The U.S. National Security Agency (NSA) hacked into the email system of a university in Northwest China’s Shaanxi Province – specializing in aviation, aerospace and navigation studies – pro-Beijing newspaper Global Times said in a report Monday.
Quoting a statement by the Beilin Public Security Bureau in Xi’an the report said that the attack attempted to lure teachers and students into clicking links of phishing emails with Trojan Horse programs, with themes involving scientific evaluation, thesis submission and information on foreign travel, so as to obtain their email login details.
To probe into the attack, China’s National Computer Virus Emergency Response Center and internet security company 360 jointly formed a technical team to conduct a comprehensive technical analysis of the case.
By extracting Trojan Horse samples from internet terminals of Northwestern Polytechnical University, the technical team initially identified that the cyber attack was conducted by the Tailored Access Operations (TAO) (Code S32) under the Data Reconnaissance Bureau (Code S3) of the Information Department (Code S) of US’ NSA.
The Global Times said quoting an official (Chinese ) source that the attack was code-named "shotXXXX" by the NSA.
The investigation also found that in recent years, TAO has conducted tens of thousands malicious attacks against targets in China, controlling large numbers of network devices (web server, internet terminals, network switches, telephone switches, routers, firewalls, and etc.) to steal more than 140 GB of data.
Technical analysis also found that TAO had acquired the management authority of a large number of communication network equipment in China with the cooperation of several large and well-known internet enterprises in the US before the attack began, which made it easy for the NSA to continuously invade the important information network in China.
Aiming at Northwestern Polytechnical University, TAO used 41 types of weapons to steal the core technology data including key network equipment configuration, network management data, and core operational data. The technical team discovered more than 1,100 attack links infiltrated inside the university and more than 90 operating instruction sequences, which stole multiple network device configuration files, and other types of logs and key files, the source said.

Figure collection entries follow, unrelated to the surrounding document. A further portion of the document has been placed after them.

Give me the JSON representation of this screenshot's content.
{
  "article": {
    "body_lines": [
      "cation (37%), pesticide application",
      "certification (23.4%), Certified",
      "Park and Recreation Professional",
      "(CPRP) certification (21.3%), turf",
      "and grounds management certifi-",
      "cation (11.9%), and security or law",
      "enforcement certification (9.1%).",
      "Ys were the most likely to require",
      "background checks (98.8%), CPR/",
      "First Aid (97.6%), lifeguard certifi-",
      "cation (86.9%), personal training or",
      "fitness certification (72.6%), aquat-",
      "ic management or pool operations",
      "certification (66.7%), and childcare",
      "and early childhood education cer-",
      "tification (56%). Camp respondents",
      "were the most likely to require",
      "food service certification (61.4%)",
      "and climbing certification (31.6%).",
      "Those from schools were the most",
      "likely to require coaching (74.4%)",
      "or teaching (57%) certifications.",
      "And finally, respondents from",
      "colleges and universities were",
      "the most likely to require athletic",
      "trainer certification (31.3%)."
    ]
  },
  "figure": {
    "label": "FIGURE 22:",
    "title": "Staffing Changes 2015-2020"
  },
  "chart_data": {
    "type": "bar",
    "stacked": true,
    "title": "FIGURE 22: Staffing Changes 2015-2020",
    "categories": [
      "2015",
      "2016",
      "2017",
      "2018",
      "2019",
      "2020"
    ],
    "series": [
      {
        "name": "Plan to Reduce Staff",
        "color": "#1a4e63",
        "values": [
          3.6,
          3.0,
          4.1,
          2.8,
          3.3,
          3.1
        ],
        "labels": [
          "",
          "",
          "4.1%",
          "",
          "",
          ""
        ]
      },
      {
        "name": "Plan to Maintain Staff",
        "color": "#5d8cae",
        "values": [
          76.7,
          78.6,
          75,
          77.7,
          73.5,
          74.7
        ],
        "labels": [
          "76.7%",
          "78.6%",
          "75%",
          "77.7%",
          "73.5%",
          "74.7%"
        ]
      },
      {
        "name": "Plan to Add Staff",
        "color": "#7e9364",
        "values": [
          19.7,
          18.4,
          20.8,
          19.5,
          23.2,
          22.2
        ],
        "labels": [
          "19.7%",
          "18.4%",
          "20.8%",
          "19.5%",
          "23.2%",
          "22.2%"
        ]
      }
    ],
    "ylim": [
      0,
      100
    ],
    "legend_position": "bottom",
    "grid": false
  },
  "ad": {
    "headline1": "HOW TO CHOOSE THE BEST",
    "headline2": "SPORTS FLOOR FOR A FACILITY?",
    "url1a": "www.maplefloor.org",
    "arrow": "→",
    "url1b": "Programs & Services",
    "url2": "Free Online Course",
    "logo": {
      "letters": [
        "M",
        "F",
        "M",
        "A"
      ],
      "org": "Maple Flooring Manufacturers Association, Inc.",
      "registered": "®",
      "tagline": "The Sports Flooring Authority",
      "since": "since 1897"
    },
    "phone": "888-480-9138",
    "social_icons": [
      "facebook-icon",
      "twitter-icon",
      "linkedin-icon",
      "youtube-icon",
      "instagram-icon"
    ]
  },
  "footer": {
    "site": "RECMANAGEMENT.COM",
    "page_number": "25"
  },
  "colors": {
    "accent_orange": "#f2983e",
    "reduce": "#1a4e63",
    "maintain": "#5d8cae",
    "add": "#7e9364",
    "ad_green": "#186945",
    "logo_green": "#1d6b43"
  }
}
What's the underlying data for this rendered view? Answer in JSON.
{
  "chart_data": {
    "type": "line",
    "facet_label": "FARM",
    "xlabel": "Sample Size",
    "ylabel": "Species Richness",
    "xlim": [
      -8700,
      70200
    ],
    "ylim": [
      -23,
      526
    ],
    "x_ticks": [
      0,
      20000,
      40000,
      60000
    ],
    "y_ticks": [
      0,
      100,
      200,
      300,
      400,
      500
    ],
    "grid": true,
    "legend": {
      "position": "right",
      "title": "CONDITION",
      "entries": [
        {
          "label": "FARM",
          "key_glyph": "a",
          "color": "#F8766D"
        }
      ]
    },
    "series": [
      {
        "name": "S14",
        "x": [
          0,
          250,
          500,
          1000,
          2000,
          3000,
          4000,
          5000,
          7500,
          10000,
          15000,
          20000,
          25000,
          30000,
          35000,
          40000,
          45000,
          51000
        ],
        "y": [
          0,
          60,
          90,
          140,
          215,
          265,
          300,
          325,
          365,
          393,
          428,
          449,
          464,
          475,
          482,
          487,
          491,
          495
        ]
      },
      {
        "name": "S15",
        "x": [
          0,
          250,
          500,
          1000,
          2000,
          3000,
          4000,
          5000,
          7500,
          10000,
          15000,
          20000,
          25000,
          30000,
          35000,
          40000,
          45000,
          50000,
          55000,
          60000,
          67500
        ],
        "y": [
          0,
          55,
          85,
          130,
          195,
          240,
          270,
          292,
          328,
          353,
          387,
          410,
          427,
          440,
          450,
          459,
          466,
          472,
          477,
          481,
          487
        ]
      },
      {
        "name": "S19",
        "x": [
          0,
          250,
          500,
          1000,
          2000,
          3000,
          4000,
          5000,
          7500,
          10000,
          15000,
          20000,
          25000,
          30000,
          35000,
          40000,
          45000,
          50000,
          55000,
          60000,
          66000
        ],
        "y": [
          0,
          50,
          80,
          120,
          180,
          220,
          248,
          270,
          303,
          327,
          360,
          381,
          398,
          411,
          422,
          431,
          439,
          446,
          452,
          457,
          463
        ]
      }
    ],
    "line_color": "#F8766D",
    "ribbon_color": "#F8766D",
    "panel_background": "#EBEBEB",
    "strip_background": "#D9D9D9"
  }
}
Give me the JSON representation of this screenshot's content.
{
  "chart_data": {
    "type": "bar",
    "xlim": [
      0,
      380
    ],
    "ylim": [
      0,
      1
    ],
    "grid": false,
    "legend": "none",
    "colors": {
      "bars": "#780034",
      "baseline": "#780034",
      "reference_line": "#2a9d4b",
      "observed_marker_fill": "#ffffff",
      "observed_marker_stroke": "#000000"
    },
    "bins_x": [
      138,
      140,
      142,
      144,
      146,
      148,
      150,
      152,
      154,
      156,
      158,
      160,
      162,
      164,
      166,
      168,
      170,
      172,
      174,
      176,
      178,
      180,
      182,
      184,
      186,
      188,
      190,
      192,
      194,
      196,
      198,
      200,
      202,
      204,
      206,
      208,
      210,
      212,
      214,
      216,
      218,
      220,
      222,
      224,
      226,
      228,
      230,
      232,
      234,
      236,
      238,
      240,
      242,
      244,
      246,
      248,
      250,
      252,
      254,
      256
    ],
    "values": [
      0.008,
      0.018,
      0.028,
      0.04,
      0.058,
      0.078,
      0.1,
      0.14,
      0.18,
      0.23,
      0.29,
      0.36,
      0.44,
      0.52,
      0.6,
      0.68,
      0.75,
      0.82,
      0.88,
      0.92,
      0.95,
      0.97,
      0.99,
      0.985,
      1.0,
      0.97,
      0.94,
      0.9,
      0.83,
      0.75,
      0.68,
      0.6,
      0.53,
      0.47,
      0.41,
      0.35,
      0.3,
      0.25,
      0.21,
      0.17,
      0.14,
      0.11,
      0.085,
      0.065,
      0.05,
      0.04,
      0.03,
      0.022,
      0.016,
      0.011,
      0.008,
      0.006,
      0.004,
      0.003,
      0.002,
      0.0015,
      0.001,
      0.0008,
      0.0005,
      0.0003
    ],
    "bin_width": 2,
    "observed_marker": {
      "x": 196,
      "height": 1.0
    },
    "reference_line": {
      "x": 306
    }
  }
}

It was found that 13 people from the US were directly involved in the attack and more than 60 contracts and 170 electronic documents that the NSA signed with American telecom operators through a cover company to build an environment for cyberattacks, according to the source.
The Global Times also learned from the source that TAO has used 54 jumpers and proxy servers in the network attack against Northwestern Polytechnical University, which were mainly distributed in 17 countries such as Japan, South Korea, Sweden, Poland and Ukraine, 70 percent of which are located in the countries surrounding China, such as Japan and South Korea.
On June 29, China's National Computer Virus Emergency Response Center and 360 also disclosed a new vulnerability attack weapon platform deployed by the NSA, which experts believe is the main equipment of TAO, and it targets the world with a focus on China and Russia.